A mi izquierda toda la pared está recorrida por un ventanal gigante. De techo a suelo y de extremo a extremo del despacho, tres grandes cristaleras con vistas a un parking, a un abeto que recuerdo pequeño cuando lo plantaron y a un polígono industrial muy feo, muy inhóspito y muchas veces hostil.
Las ventanas no son especialmente bonitas ni feas. Son anodinas, como el despacho. A medio metro del cristal una estructura sostiene una especie de malla de la que desconozco su utilidad. Cosas de arquitectos, supongo. Siempre pienso en si desde fuera me verán sentada, tecleando, y siempre me olvido de comprobarlo en cuanto salgo de aquí.
Tengo suerte y dos porciones de mis ventanas se abren. En los meses del año en los que la temperatura en el exterior es compatible con la vida humana, es decir, de octubre a abril, me gusta abrir la ventana y que entre el aire fresco del exterior. Durante los meses de infierno en la tierra, de mayo a octubre, jamás hay que abrir las ventanas: podría morir asfixiada por el aire de función gratinado potente con ventilador que entraría del exterior. En esos meses, además, tengo que bajar los stores interiores porque solo con la luz que entra directamente llegada del infierno el ordenador se calienta tanto que deja de funcionar. Ni siquiera el aire acondicionado en función "criogenizar al personal" consigue que la temperatura junto a la ventana sea apta para un pc.
Casi nunca miro por estas ventanas. Llevo 16 años aquí y ya sé lo que se ve. No hay nada que ver, nada que mirar. Por la calle más allá del parking pasa algún coche de vez en cuando y mucha gente mayor caminando, sobre todo por las mañanas. Solos, en parejas o en grupos de tres caminan a buen ritmo arriba y abajo de los kms de avenida inhóspita.
Hace unos años, mirando a esa gente y a un tipo que cruzaba el parking hacia su coche, fui consciente de lo que era odiar a alguien. Odiar a alguien hasta el límite de tus fuerzas. Odiar hasta sentir la saliva amarga.
Miré por la ventana y supe que si uno de esos vejetes caminantes caía fulminado por un infarto mientras yo lo observaba saldría corriendo a ayudarle. Dejaría lo que estuviera haciendo y correría hacia el pasillo, bajaría las escaleras de dos en dos, pasaría el control y llegaría hasta allí jadeando para intentar ayudarle o acompañarle.

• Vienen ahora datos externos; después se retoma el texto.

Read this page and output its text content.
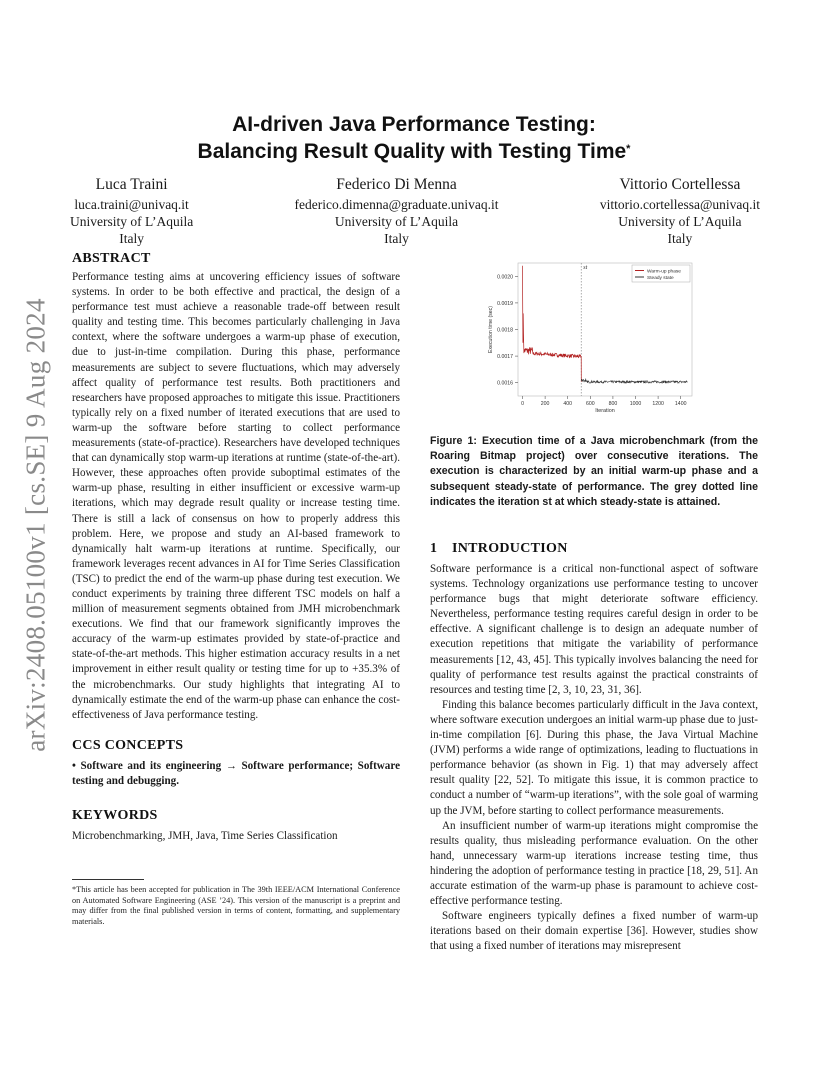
arXiv:2408.05100v1 [cs.SE] 9 Aug 2024
AI-driven Java Performance Testing:
Balancing Result Quality with Testing Time*
Luca Traini
luca.traini@univaq.it
University of L’Aquila
Italy
Federico Di Menna
federico.dimenna@graduate.univaq.it
University of L’Aquila
Italy
Vittorio Cortellessa
vittorio.cortellessa@univaq.it
University of L’Aquila
Italy
ABSTRACT

Performance testing aims at uncovering efficiency issues of software systems. In order to be both effective and practical, the design of a performance test must achieve a reasonable trade-off between result quality and testing time. This becomes particularly challenging in Java context, where the software undergoes a warm-up phase of execution, due to just-in-time compilation. During this phase, performance measurements are subject to severe fluctuations, which may adversely affect quality of performance test results. Both practitioners and researchers have proposed approaches to mitigate this issue. Practitioners typically rely on a fixed number of iterated executions that are used to warm-up the software before starting to collect performance measurements (state-of-practice). Researchers have developed techniques that can dynamically stop warm-up iterations at runtime (state-of-the-art). However, these approaches often provide suboptimal estimates of the warm-up phase, resulting in either insufficient or excessive warm-up iterations, which may degrade result quality or increase testing time. There is still a lack of consensus on how to properly address this problem. Here, we propose and study an AI-based framework to dynamically halt warm-up iterations at runtime. Specifically, our framework leverages recent advances in AI for Time Series Classification (TSC) to predict the end of the warm-up phase during test execution. We conduct experiments by training three different TSC models on half a million of measurement segments obtained from JMH microbenchmark executions. We find that our framework significantly improves the accuracy of the warm-up estimates provided by state-of-practice and state-of-the-art methods. This higher estimation accuracy results in a net improvement in either result quality or testing time for up to +35.3% of the microbenchmarks. Our study highlights that integrating AI to dynamically estimate the end of the warm-up phase can enhance the cost-effectiveness of Java performance testing.

CCS CONCEPTS

• Software and its engineering → Software performance; Software testing and debugging.

KEYWORDS

Microbenchmarking, JMH, Java, Time Series Classification

*This article has been accepted for publication in The 39th IEEE/ACM International Conference on Automated Software Engineering (ASE ’24). This version of the manuscript is a preprint and may differ from the final published version in terms of content, formatting, and supplementary materials.

0.0016
0.0017
0.0018
0.0019
0.0020
0	200	400	600	800 1000 1200 1400
Iteration
Execution time (sec)
st
Warm-up phase
Steady state

Figure 1: Execution time of a Java microbenchmark (from the Roaring Bitmap project) over consecutive iterations. The execution is characterized by an initial warm-up phase and a subsequent steady-state of performance. The grey dotted line indicates the iteration st at which steady-state is attained.

1 INTRODUCTION

Software performance is a critical non-functional aspect of software systems. Technology organizations use performance testing to uncover performance bugs that might deteriorate software efficiency. Nevertheless, performance testing requires careful design in order to be effective. A significant challenge is to design an adequate number of execution repetitions that mitigate the variability of performance measurements [12, 43, 45]. This typically involves balancing the need for quality of performance test results against the practical constraints of resources and testing time [2, 3, 10, 23, 31, 36].

Finding this balance becomes particularly difficult in the Java context, where software execution undergoes an initial warm-up phase due to just-in-time compilation [6]. During this phase, the Java Virtual Machine (JVM) performs a wide range of optimizations, leading to fluctuations in performance behavior (as shown in Fig. 1) that may adversely affect result quality [22, 52]. To mitigate this issue, it is common practice to conduct a number of “warm-up iterations”, with the sole goal of warming up the JVM, before starting to collect performance measurements.

An insufficient number of warm-up iterations might compromise the results quality, thus misleading performance evaluation. On the other hand, unnecessary warm-up iterations increase testing time, thus hindering the adoption of performance testing in practice [18, 29, 51]. An accurate estimation of the warm-up phase is paramount to achieve cost-effective performance testing.

Software engineers typically defines a fixed number of warm-up iterations based on their domain expertise [36]. However, studies show that using a fixed number of iterations may misrepresent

Miré por la ventana hacia aquel tipo gordo, con camisa blanca, satisfecho de sí mismo y que me estaba destrozando la vida con su sonrisa siniestra y deseé entonces que cayera fulminado antes de llegar a su coche, delante de mi vista, en aquel mismo momento. Supe que le vería caer y seguiría trabajando sin inmutarme.
Cada vez que miro por estas ventanas pienso en ese día. El día que odié.